多元时间序列聚类在大气污染数据插补中的应用评价

摘要空气污染是世界上主要的死亡风险因素之一，全球每年有650万人死于空气污染相关疾病。通过空气质量评估了解某些污染物的行为可以改善空气质量管理，从而带来健康和经济效益。然而，数据缺失和不确定性的问题阻碍了这一评估。我们的动机是需要加强现有的空气污染数据。我们关注的是空气污染物浓度数据缺失的问题，要么是因为在监测点测量了一组有限的污染物，要么是由于仪器不工作，因此在一段时间内没有测量到特定的污染物。在我们之前的工作中，我们提出了可以估算整个缺失时间序列的模型，以加强空气质量监测。其中一些模型基于多变量时间序列（MVTS）聚类方法。在这里，我们将我们的方法应用于真实数据，并展示了不同的图形和统计模型评估函数如何使我们能够选择产生最合理估算的估算模型。然后，我们将插补后获得的每日空气质量指数（DAQI）值与包含缺失数据的观测值进行比较。我们的结果表明，使用集合模型，将监测站之间的地理相关性获得的空间相似性和污染物浓度之间的融合时间相似性进行聚合，可以产生非常好的插补结果。此外，该分析增强了对不同污染物行为的理解，以及对不同站点根据其环境类型的特征的理解。

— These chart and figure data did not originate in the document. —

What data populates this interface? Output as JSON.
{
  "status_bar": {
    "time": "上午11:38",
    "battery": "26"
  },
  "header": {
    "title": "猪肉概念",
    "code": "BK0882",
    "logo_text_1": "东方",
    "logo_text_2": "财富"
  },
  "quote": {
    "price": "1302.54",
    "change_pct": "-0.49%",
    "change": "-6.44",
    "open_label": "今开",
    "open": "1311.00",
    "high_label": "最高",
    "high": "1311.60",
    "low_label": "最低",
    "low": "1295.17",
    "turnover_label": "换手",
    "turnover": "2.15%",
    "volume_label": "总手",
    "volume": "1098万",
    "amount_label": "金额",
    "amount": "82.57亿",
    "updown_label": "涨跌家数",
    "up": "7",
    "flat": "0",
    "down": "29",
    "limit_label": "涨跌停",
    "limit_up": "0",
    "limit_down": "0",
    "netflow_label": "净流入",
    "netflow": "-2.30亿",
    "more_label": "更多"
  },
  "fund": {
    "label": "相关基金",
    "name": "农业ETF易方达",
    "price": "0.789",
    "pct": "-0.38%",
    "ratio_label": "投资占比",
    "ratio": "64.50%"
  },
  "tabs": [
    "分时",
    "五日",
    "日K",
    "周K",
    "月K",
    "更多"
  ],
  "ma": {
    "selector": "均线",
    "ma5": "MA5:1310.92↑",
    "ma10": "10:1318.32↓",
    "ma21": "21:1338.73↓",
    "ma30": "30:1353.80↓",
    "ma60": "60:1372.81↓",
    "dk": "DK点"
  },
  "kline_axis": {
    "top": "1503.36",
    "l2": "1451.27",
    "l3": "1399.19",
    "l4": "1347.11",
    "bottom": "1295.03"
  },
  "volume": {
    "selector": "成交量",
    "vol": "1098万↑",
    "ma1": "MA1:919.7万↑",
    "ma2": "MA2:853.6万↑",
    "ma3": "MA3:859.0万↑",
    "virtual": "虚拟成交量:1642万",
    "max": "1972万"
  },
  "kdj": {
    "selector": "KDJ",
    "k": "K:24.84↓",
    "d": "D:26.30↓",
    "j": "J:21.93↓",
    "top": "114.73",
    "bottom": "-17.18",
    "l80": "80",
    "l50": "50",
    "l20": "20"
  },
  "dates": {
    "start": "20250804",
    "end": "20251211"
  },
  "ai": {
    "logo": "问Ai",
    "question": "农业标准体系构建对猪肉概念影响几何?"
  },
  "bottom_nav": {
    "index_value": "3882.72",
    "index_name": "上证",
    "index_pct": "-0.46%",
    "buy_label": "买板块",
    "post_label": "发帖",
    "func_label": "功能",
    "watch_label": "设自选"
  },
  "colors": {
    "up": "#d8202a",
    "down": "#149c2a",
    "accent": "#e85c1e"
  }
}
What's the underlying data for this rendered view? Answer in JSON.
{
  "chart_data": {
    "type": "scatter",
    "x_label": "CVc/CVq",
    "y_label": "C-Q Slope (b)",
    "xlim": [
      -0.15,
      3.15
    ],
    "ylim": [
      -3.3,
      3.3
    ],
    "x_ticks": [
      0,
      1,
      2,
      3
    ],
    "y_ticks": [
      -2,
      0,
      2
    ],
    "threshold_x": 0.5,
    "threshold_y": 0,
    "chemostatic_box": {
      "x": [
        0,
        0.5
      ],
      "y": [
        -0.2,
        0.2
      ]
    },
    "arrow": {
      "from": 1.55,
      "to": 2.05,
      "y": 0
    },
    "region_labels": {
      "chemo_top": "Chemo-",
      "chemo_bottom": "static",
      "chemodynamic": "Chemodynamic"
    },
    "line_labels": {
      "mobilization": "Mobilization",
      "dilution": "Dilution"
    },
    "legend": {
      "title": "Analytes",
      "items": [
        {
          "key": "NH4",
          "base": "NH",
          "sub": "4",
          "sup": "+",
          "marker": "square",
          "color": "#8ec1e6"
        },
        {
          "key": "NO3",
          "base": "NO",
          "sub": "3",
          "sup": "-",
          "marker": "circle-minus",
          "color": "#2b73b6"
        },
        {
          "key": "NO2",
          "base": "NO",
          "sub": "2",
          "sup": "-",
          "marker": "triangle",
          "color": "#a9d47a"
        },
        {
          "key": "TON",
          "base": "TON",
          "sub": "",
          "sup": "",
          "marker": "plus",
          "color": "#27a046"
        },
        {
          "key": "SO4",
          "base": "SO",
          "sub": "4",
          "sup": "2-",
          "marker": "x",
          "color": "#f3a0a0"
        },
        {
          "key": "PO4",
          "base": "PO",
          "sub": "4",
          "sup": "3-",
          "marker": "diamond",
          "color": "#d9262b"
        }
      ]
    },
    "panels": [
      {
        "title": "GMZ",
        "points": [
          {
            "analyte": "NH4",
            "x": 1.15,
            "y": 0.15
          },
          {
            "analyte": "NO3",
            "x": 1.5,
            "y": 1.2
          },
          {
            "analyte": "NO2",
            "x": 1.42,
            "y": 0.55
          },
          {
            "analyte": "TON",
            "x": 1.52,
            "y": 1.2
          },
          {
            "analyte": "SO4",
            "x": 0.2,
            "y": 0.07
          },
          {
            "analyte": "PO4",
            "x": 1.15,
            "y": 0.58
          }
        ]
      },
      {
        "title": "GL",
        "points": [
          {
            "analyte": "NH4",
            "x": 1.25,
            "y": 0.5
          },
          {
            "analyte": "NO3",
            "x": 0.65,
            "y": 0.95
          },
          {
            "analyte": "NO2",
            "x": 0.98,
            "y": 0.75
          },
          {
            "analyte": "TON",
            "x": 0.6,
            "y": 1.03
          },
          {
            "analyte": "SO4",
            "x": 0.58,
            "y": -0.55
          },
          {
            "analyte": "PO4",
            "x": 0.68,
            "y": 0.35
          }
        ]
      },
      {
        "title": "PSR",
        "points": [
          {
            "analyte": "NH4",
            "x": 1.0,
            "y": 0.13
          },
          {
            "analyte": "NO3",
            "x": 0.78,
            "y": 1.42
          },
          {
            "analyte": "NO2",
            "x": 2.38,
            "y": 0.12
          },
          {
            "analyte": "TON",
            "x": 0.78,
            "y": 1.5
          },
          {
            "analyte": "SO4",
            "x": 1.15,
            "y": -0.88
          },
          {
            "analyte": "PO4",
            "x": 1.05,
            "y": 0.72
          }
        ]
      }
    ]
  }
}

本文章由计算机程序翻译，如有差异，请以英文原文为准。

求助全文

约1分钟内获得全文求助全文

来源期刊

Geoscientific Instrumentation Methods and Data Systems GEOSCIENCES, MULTIDISCIPLINARYMETEOROLOGY-METEOROLOGY & ATMOSPHERIC SCIENCES

CiteScore

3.70

自引率

0.00%

发文量

审稿时长

37 weeks

期刊介绍： Geoscientific Instrumentation, Methods and Data Systems (GI) is an open-access interdisciplinary electronic journal for swift publication of original articles and short communications in the area of geoscientific instruments. It covers three main areas: (i) atmospheric and geospace sciences, (ii) earth science, and (iii) ocean science. A unique feature of the journal is the emphasis on synergy between science and technology that facilitates advances in GI. These advances include but are not limited to the following: concepts, design, and description of instrumentation and data systems; retrieval techniques of scientific products from measurements; calibration and data quality assessment; uncertainty in measurements; newly developed and planned research platforms and community instrumentation capabilities; major national and international field campaigns and observational research programs; new observational strategies to address societal needs in areas such as monitoring climate change and preventing natural disasters; networking of instruments for enhancing high temporal and spatial resolution of observations. GI has an innovative two-stage publication process involving the scientific discussion forum Geoscientific Instrumentation, Methods and Data Systems Discussions (GID), which has been designed to do the following: foster scientific discussion; maximize the effectiveness and transparency of scientific quality assurance; enable rapid publication; make scientific publications freely accessible.